More Housing Numbers
2:59pmI'm increasingly of the opinion that there's more to this falling house prices story than we're seeing in the averages.
Reservations of newbuild houses and flats have collapsed by two-thirds this spring due to the lack of mortgage availability, according to confidential industry data.
Figures from the Home Builders Federation, which are not normally made public but which have been seen by the Guardian, show the major housebuilders reporting that net reservations - people agreeing to buy, minus cancellations - have been running 60-65% down year-on-year for the past two weeks.
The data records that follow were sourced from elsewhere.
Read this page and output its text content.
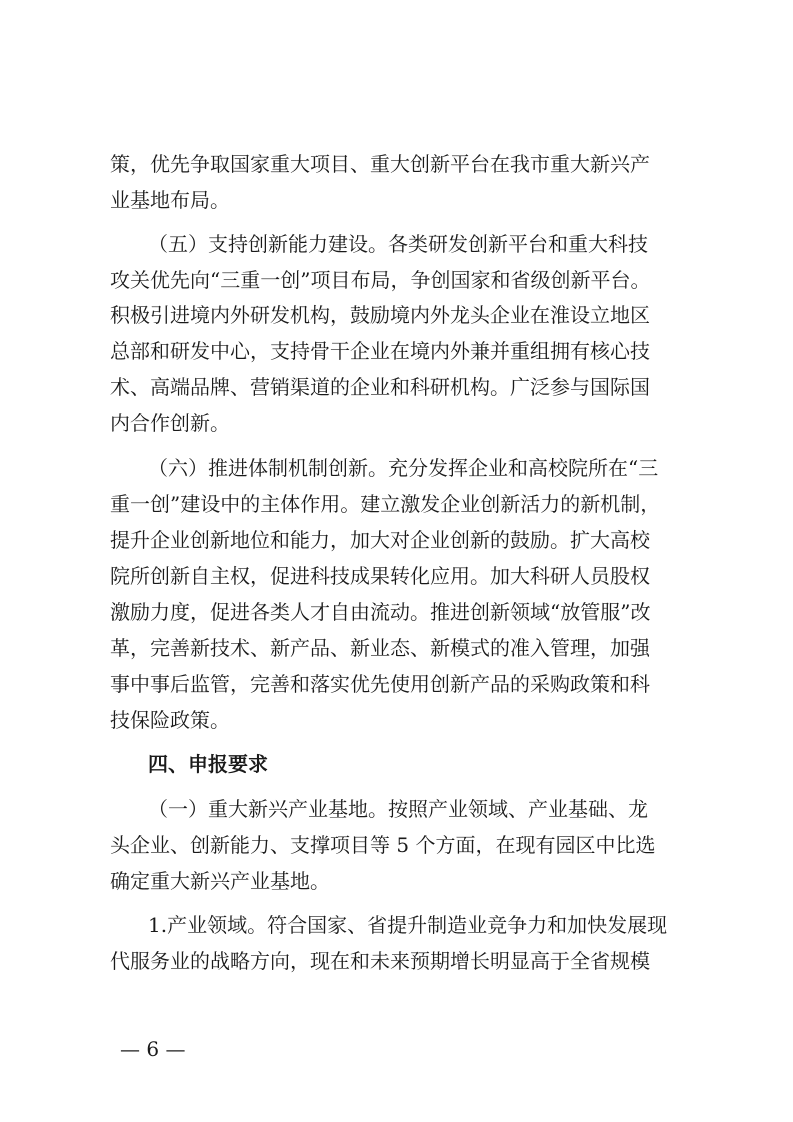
策，优先争取国家重大项目、重大创新平台在我市重大新兴产
业基地布局。
（五）支持创新能力建设。各类研发创新平台和重大科技
攻关优先向“三重一创”项目布局，争创国家和省级创新平台。
积极引进境内外研发机构，鼓励境内外龙头企业在淮设立地区
总部和研发中心，支持骨干企业在境内外兼并重组拥有核心技
术、高端品牌、营销渠道的企业和科研机构。广泛参与国际国
内合作创新。
（六）推进体制机制创新。充分发挥企业和高校院所在“三
重一创”建设中的主体作用。建立激发企业创新活力的新机制，
提升企业创新地位和能力，加大对企业创新的鼓励。扩大高校
院所创新自主权，促进科技成果转化应用。加大科研人员股权
激励力度，促进各类人才自由流动。推进创新领域“放管服”改
革，完善新技术、新产品、新业态、新模式的准入管理，加强
事中事后监管，完善和落实优先使用创新产品的采购政策和科
技保险政策。
四、申报要求
（一）重大新兴产业基地。按照产业领域、产业基础、龙
头企业、创新能力、支撑项目等 5 个方面，在现有园区中比选
确定重大新兴产业基地。
1.产业领域。符合国家、省提升制造业竞争力和加快发展现
代服务业的战略方向，现在和未来预期增长明显高于全省规模
— 6 —
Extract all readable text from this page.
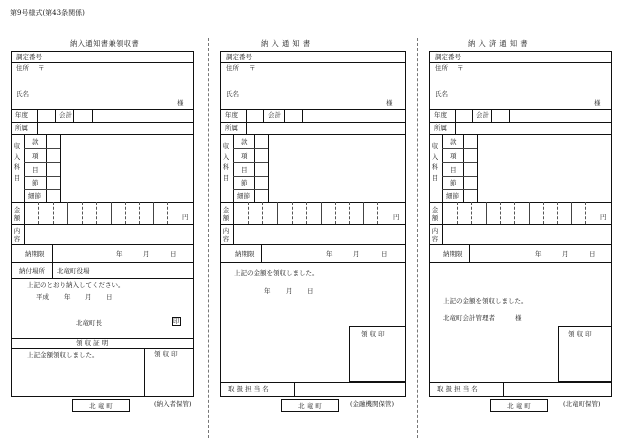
第9号様式(第43条関係)
納入通知書兼領収書
調定番号
住所 〒
氏名
様
年度	会計
所属
収
入
科
目
款
項
目
節
細節
金
額	円
内
容
納期限	年	月	日
納付場所 北竜町役場
上記のとおり納入してください。
平成 年 月 日
北竜町長	印
領 収 証 明
上記金額領収しました。	領 収 印
北 竜 町	(納入者保管)
納 入 通 知 書
調定番号
住所 〒
氏名
様
年度	会計
所属
収
入
科
目
款
項
目
節
細節
金
額	円
内
容
納期限	年	月	日
上記の金額を領収しました。
年 月 日
領 収 印
取 扱 担 当 名
北 竜 町	(金融機関保管)
納 入 済 通 知 書
調定番号
住所 〒
氏名
様
年度	会計
所属
収
入
科
目
款
項
目
節
細節
金
額	円
内
容
納期限	年	月	日
上記の金額を領収しました。
北竜町会計管理者	様
領 収 印
取 扱 担 当 名
北 竜 町	(北竜町保管)
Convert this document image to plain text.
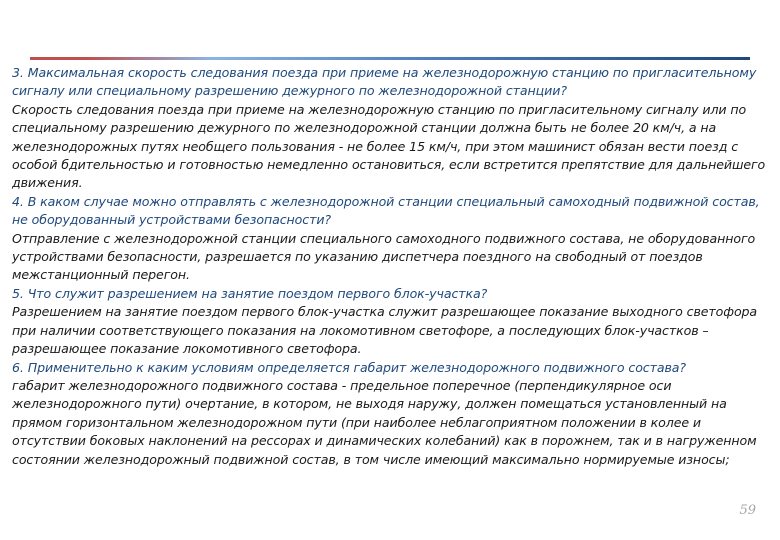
3. Максимальная скорость следования поезда при приеме на железнодорожную станцию по пригласительному сигналу или специальному разрешению дежурного по железнодорожной станции?

Скорость следования поезда при приеме на железнодорожную станцию по пригласительному сигналу или по специальному разрешению дежурного по железнодорожной станции должна быть не более 20 км/ч, а на железнодорожных путях необщего пользования - не более 15 км/ч, при этом машинист обязан вести поезд с особой бдительностью и готовностью немедленно остановиться, если встретится препятствие для дальнейшего движения.

4. В каком случае можно отправлять с железнодорожной станции специальный самоходный подвижной состав, не оборудованный устройствами безопасности?

Отправление с железнодорожной станции специального самоходного подвижного состава, не оборудованного устройствами безопасности, разрешается по указанию диспетчера поездного на свободный от поездов межстанционный перегон.

5. Что служит разрешением на занятие поездом первого блок-участка?

Разрешением на занятие поездом первого блок-участка служит разрешающее показание выходного светофора при наличии соответствующего показания на локомотивном светофоре, а последующих блок-участков – разрешающее показание локомотивного светофора.

6. Применительно к каким условиям определяется габарит железнодорожного подвижного состава?

габарит железнодорожного подвижного состава - предельное поперечное (перпендикулярное оси железнодорожного пути) очертание, в котором, не выходя наружу, должен помещаться установленный на прямом горизонтальном железнодорожном пути (при наиболее неблагоприятном положении в колее и отсутствии боковых наклонений на рессорах и динамических колебаний) как в порожнем, так и в нагруженном состоянии железнодорожный подвижной состав, в том числе имеющий максимально нормируемые износы;

59
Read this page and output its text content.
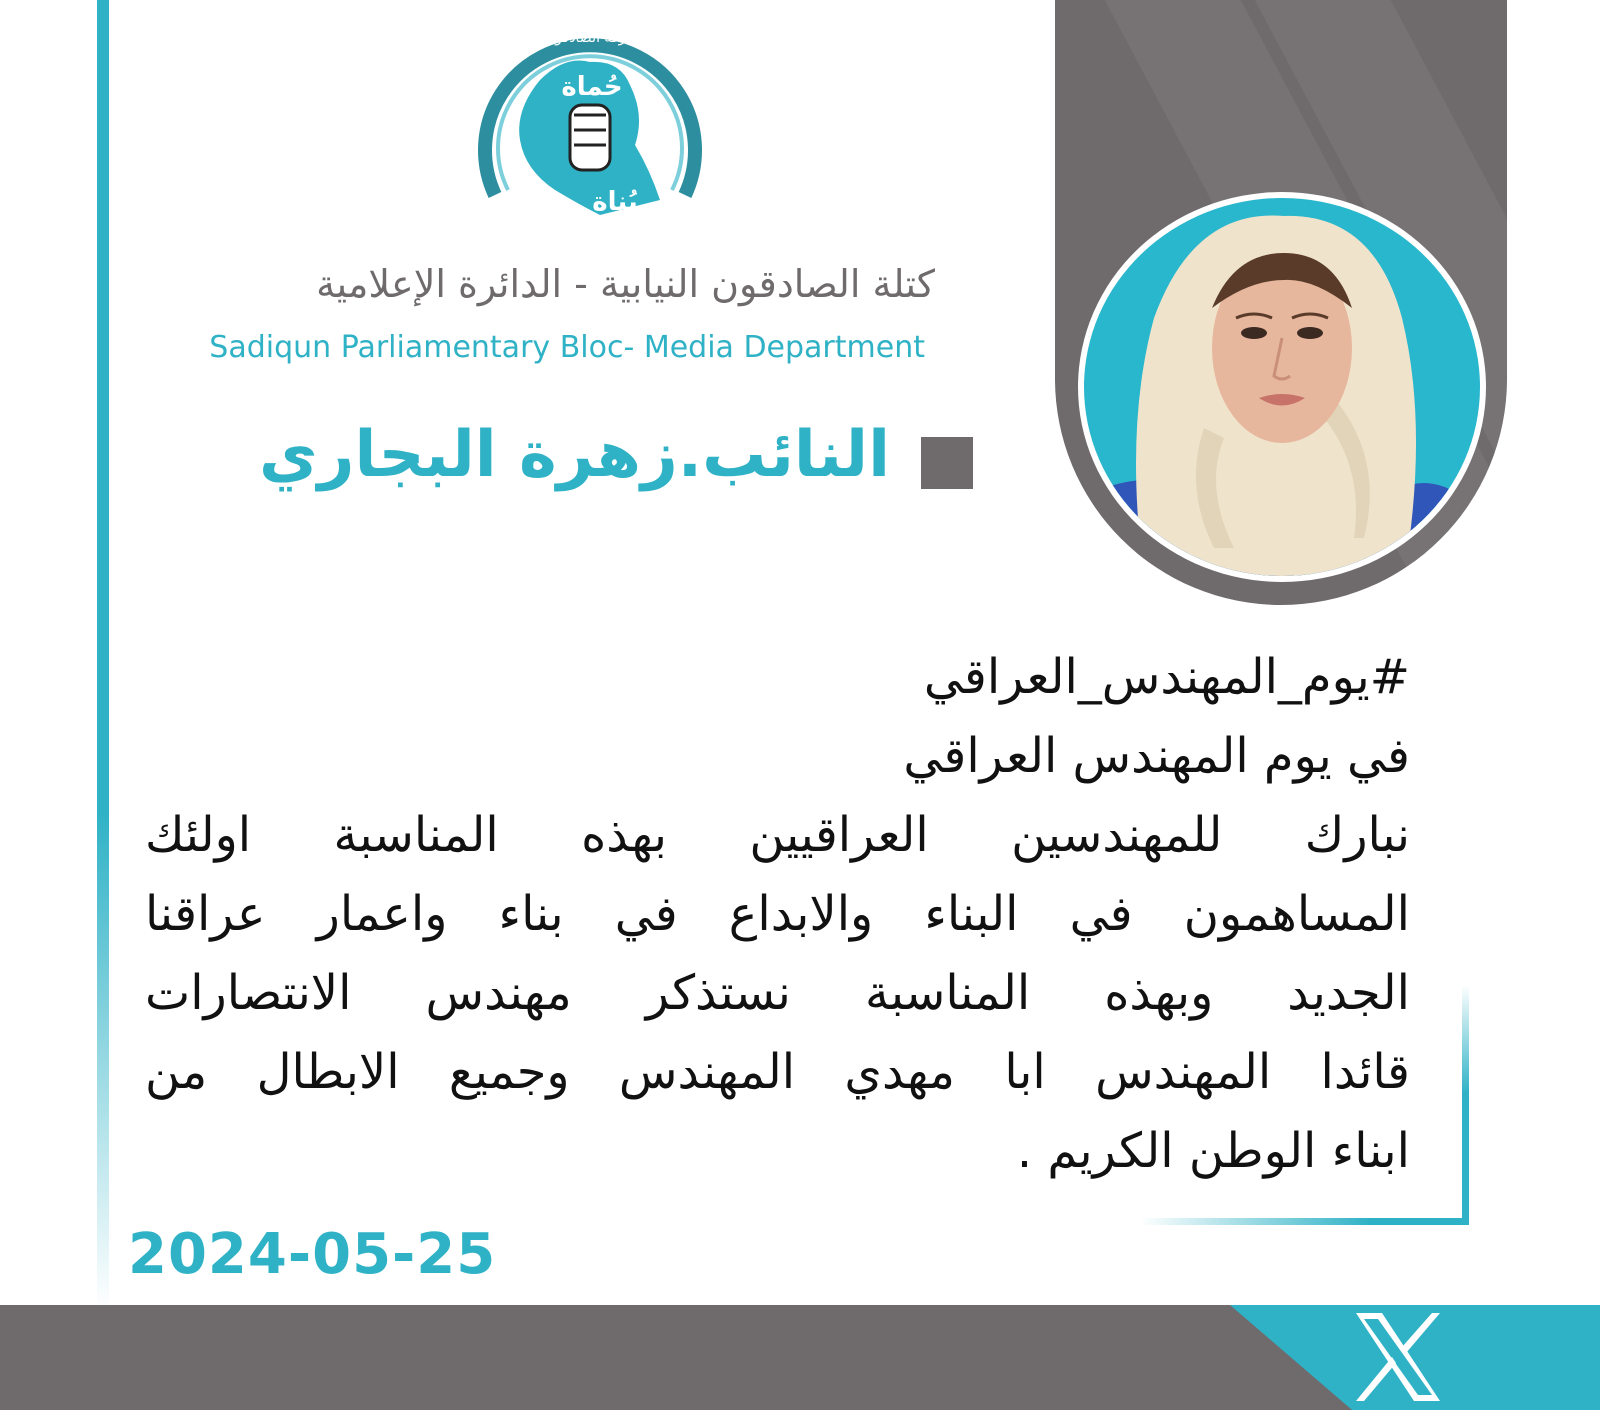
حُماة
بُناة
حركة الصادقون
كتلة الصادقون النيابية - الدائرة الإعلامية
Sadiqun Parliamentary Bloc- Media Department
النائب.زهرة البجاري
#يوم_المهندس_العراقي
في يوم المهندس العراقي
نبارك للمهندسين العراقيين بهذه المناسبة اولئك
المساهمون في البناء والابداع في بناء واعمار عراقنا
الجديد وبهذه المناسبة نستذكر مهندس الانتصارات
قائدا المهندس ابا مهدي المهندس وجميع الابطال من
ابناء الوطن الكريم .
2024-05-25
This is a period which is usually a strong selling time for construction companies.
If it's the new build market which is crumbling and as I noted a day or two back, buy to let flats in such new developments which are carrying the worst paid, then perhaps single family occupancy isn't being so hard hit? Fortunately, the last time I mentioned this one Matthew passed on the following information:
Nationwide do give data and there’s evidence, if not super-strong, to back up what you say. At end Q1 (I don’t see April out yet for that) prices of detached houses were up 2.9% y-on-y, terraced 2.2%, semi-detached 1.6%, and flats onl y 1.1%.
The regional differences can and do affect this - flats in London were up 5% y-on-y, but flats in the worst region, the North West, already down by 6% year-on-year.
So I’d say detached house prices might be up year-on-year still, but probably only by 0.5% or so. I think flats have less impact than you might think as they are a small proportion of the housing stock (and then probably biased towards London, where prices have been strong).
No, I'm not tryinig to be Panglossian, far from it. It's just that I think there's more nuance to this story than we're all doomed.